33.      De plus, les relevés des comptes bancaires que l’intimé détenait auprès de différentes institutions financières indiquent que l’intimé était en difficulté financière, tel qu’il appert d’une copie des relevés de compte bancaire produits en liasse comme pièce R-12;

34.      Plus particulièrement, le 3 novembre 2014, le jour du dépôt du chèque R-5 dans le compte bancaire de l’intimé chez Banque de Montréal, le solde n’était que de 1,50 $, tel qu’il appert d’une copie du relevé de compte bancaire R-9;

La radiation provisoire

35.      Les faits portés à la connaissance de la syndique sont extrêmement troublants et requièrent l’intervention immédiate du comité de discipline;

36.      Il apparaît de façon prima facie que l’intimé s’est approprié ou a tenté de s’approprier la somme de 15 000 $;

37.      En conséquence, il y a urgence d’agir pour la protection du public;

38.      La présente requête est bien fondée en faits et en droit.

PAR CES MOTIFS, PLAISE AU COMITÉ DE DISCIPLINE :

ACCUEILLIR la présente requête;

PRONONCER la radiation provisoire immédiate de l’intimé, et ce, jusqu’à ce que jugement final soit rendu sur la plainte disciplinaire;

ORDONNER la publication d’un avis de cette décision dans un journal circulant dans le lieu où l’intimé a son domicile professionnel et dans tout autre lieu où l’intimé a exercé ou pourrait exercer sa profession;

LE TOUT avec les frais contre l’intimé, incluant les frais de publication de l’avis.

EN FOI DE QUOI, J’AI SIGNÉ :

 

Montréal, ce 5 juin 2015

 

 

 

(s) Caroline Champagne

 

CAROLINE CHAMPAGNE

 

Syndique

[4]          La plainte disciplinaire jointe à la requête fait état du reproche suivant :

1.    À Repentigny, le ou vers le 3 novembre 2014, l’intimé, au moyen de fausses représentations, s’est approprié ou a tenté de s’approprier la somme de 15 000 $ que lui avait confiée R.M. pour fins d’investissement, contrevenant ainsi aux articles 16 de la Loi sur la distribution de produits et services financiers (RLRQ, c.

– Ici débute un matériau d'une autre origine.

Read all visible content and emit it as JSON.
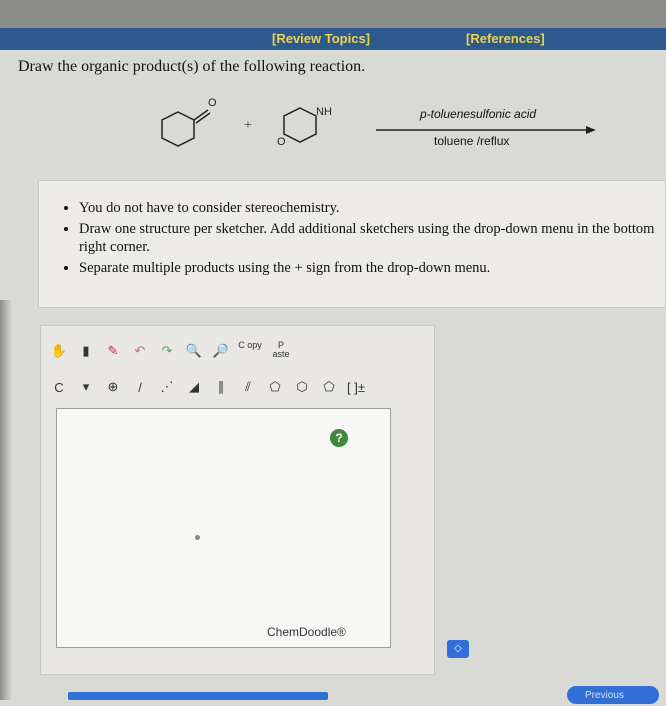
{
  "nav": {
    "review_topics": "[Review Topics]",
    "references": "[References]"
  },
  "question": {
    "text": "Draw the organic product(s) of the following reaction."
  },
  "reaction": {
    "ketone_oxygen_label": "O",
    "plus_sign": "+",
    "amine_n_label": "NH",
    "amine_o_label": "O",
    "reagent_top": "p-toluenesulfonic acid",
    "reagent_bottom": "toluene /reflux"
  },
  "instructions": [
    "You do not have to consider stereochemistry.",
    "Draw one structure per sketcher. Add additional sketchers using the drop-down menu in the bottom right corner.",
    "Separate multiple products using the + sign from the drop-down menu."
  ],
  "sketcher": {
    "copy_label": "C opy",
    "paste_label": "P aste",
    "atom_label": "C",
    "charge_label": "⊕",
    "bracket_label": "[ ]±",
    "help_label": "?",
    "brand_label": "ChemDoodle®",
    "icons": [
      "hand-icon",
      "eraser-icon",
      "lasso-icon",
      "undo-icon",
      "redo-icon",
      "zoom-in-icon",
      "zoom-out-icon"
    ]
  },
  "controls": {
    "stepper_label": "◇",
    "previous_label": "Previous"
  }
}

D-9.2), 11, 17 et 35 du Code de déontologie de la Chambre de la sécurité financière  (RLRQ, c. D-9.2, r.3).

 

LA PREUVE

[5]          Mme Annie Desroches, enquêteur pour le bureau de la syndique de la Chambre de la sécurité financière, a témoigné et passé en revue la preuve documentaire pertinente (R-1 à R-12).

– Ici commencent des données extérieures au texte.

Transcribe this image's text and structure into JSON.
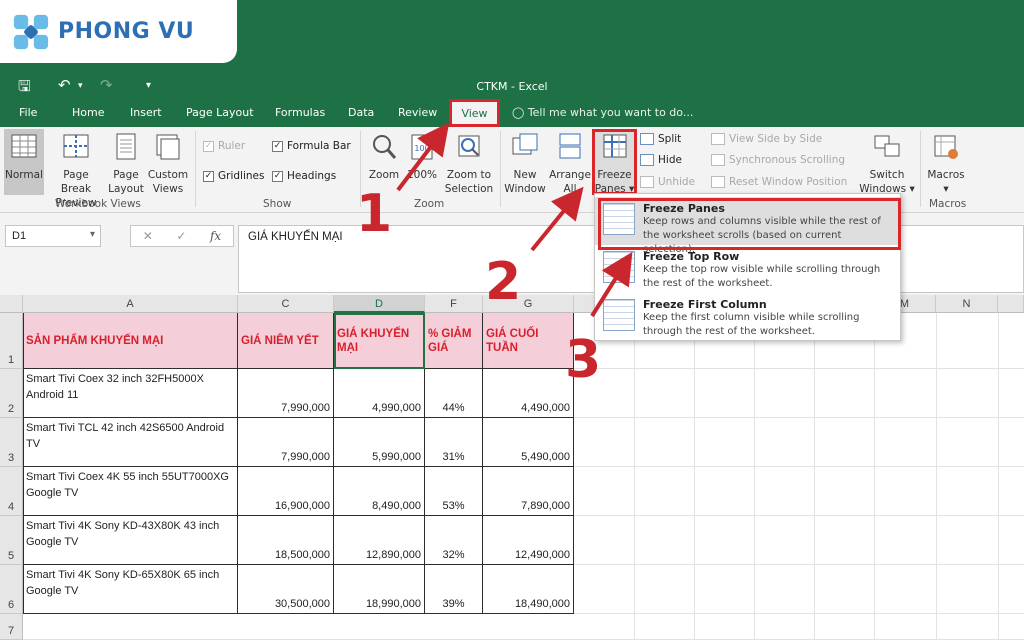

[6]          Son enquête, qui a débuté le 26 mai 2015, a révélé que l’intimé s’est présenté, le 3 novembre 2014, au comptoir de la succursale de la Banque de Montréal où il détenait un compte pour y déposer un chèque de 15 000 $. Ce chèque était fait à son ordre par le consommateur R.M et tiré de la Caisse populaire Desjardins. La caissière lui ayant confirmé qu’elle retiendrait les fonds en dépit de son insistance pour faire débloquer ceux-ci immédiatement, l’intimé insatisfait s’est dirigé vers les guichets automatiques afin de déposer le chèque dans son compte bancaire.

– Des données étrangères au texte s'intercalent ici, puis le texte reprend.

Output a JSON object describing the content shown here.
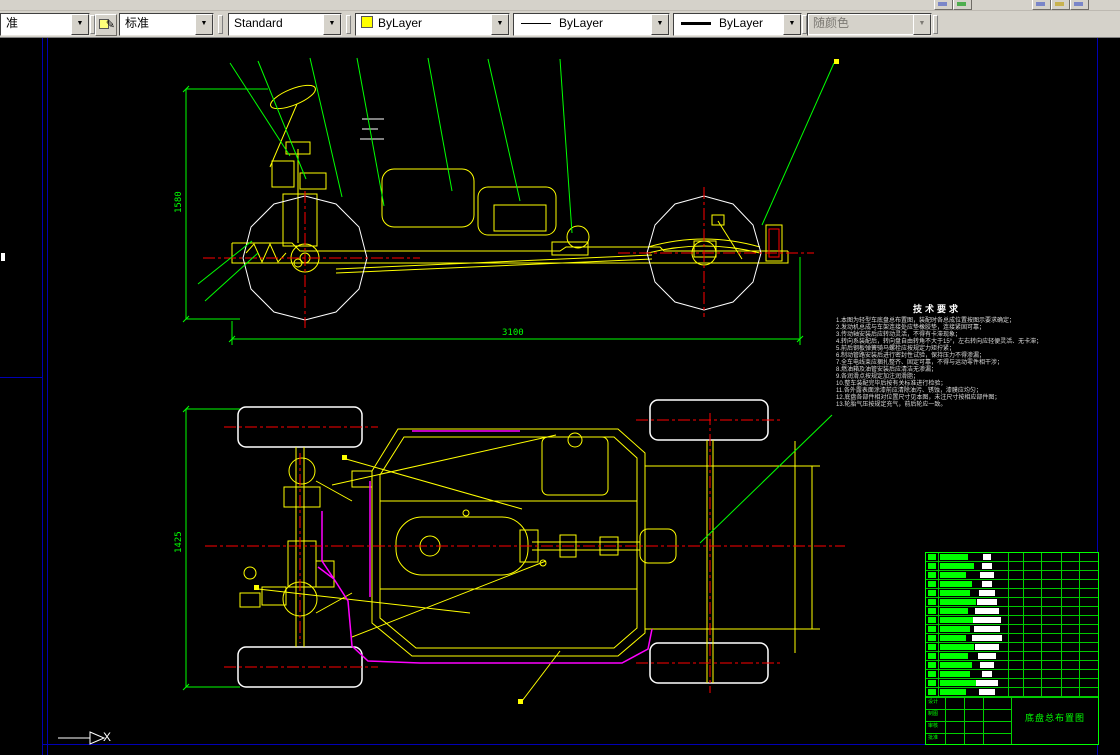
{
  "toolbar": {
    "layer_value": "准",
    "textstyle_value": "标准",
    "dimstyle_value": "Standard",
    "color_value": "ByLayer",
    "linetype_value": "ByLayer",
    "lineweight_value": "ByLayer",
    "plotstyle_value": "随颜色"
  },
  "drawing": {
    "notes_title": "技术要求",
    "notes": "1.本图为轻型车底盘总布置图，装配时各总成位置按图示要求确定；\n2.发动机总成与车架连接处应垫橡胶垫，连接紧固可靠；\n3.传动轴安装后应转动灵活，不得有卡滞现象；\n4.转向系装配后，转向盘自由转角不大于15°，左右转向应轻便灵活、无卡滞；\n5.前后钢板弹簧骑马螺栓应按规定力矩拧紧；\n6.制动管路安装后进行密封性试验，保持压力不得渗漏；\n7.全车电线束应捆扎整齐、固定可靠，不得与运动零件相干涉；\n8.燃油箱及油管安装后应清洁无渗漏；\n9.各润滑点按规定加注润滑脂；\n10.整车装配完毕后按有关标准进行检验；\n11.各外露表面涂漆前应清除油污、锈蚀，漆膜应均匀；\n12.底盘各部件相对位置尺寸见本图，未注尺寸按相应部件图；\n13.轮胎气压按规定充气，前后轮应一致。",
    "dims": {
      "overall_length": "3100",
      "overall_height": "1580",
      "track_width": "1425"
    },
    "ucs_x": "X"
  },
  "titleblock": {
    "title": "底盘总布置图",
    "sig_labels": [
      "设计",
      "制图",
      "审核",
      "批准"
    ],
    "green_widths": [
      28,
      34,
      26,
      32,
      30,
      36,
      28,
      34,
      30,
      26,
      34,
      28,
      32,
      30,
      36,
      26
    ],
    "white_widths": [
      8,
      10,
      14,
      10,
      16,
      20,
      24,
      28,
      26,
      30,
      24,
      18,
      14,
      10,
      22,
      16
    ]
  },
  "colors": {
    "line_yellow": "#ffff00",
    "center_red": "#ff0000",
    "dim_green": "#00ff00",
    "cable_magenta": "#ff00ff",
    "sheet_blue": "#0000b4"
  }
}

[7]          Comme rapporté dans la requête en radiation provisoire, grâce à la diligence des employés des deux institutions bancaires, il y a eu arrêt de paiement de sorte que l’intimé n’a pas eu accès à cet argent.

[8]          La preuve a en outre révélé que l’intimé a fait une proposition de consommateur dans le cadre de la Loi sur l’insolvabilité et la faillite[1] au printemps 2014. En vertu de celle-ci, il verse 666,67 $ mensuellement depuis le mois de juillet 2014, bien qu’il ait déclaré à l’enquêteur ne verser que 300,00 $. Le 2 février 2015, Industrielle Alliance a mis fin au contrat de l’intimé. Il est sans mode d’exercice depuis cette date mais son certificat est toujours en vigueur.

ANALYSE ET MOTIFS

[9]          Les critères devant être satisfaits pour qu’une requête en radiation provisoire soit accueillie sont les suivants[2] :

a)   la plainte fait état de reproches graves et sérieux;

b)   ces reproches portent atteinte à la raison d’être de la profession;

c)    la preuve « à première vue » (« prima facie ») révèle que les gestes reprochés paraissent avoir été posés;

d)   la protection du public risque d’être compromise si l’intimé continue à exercer sa profession.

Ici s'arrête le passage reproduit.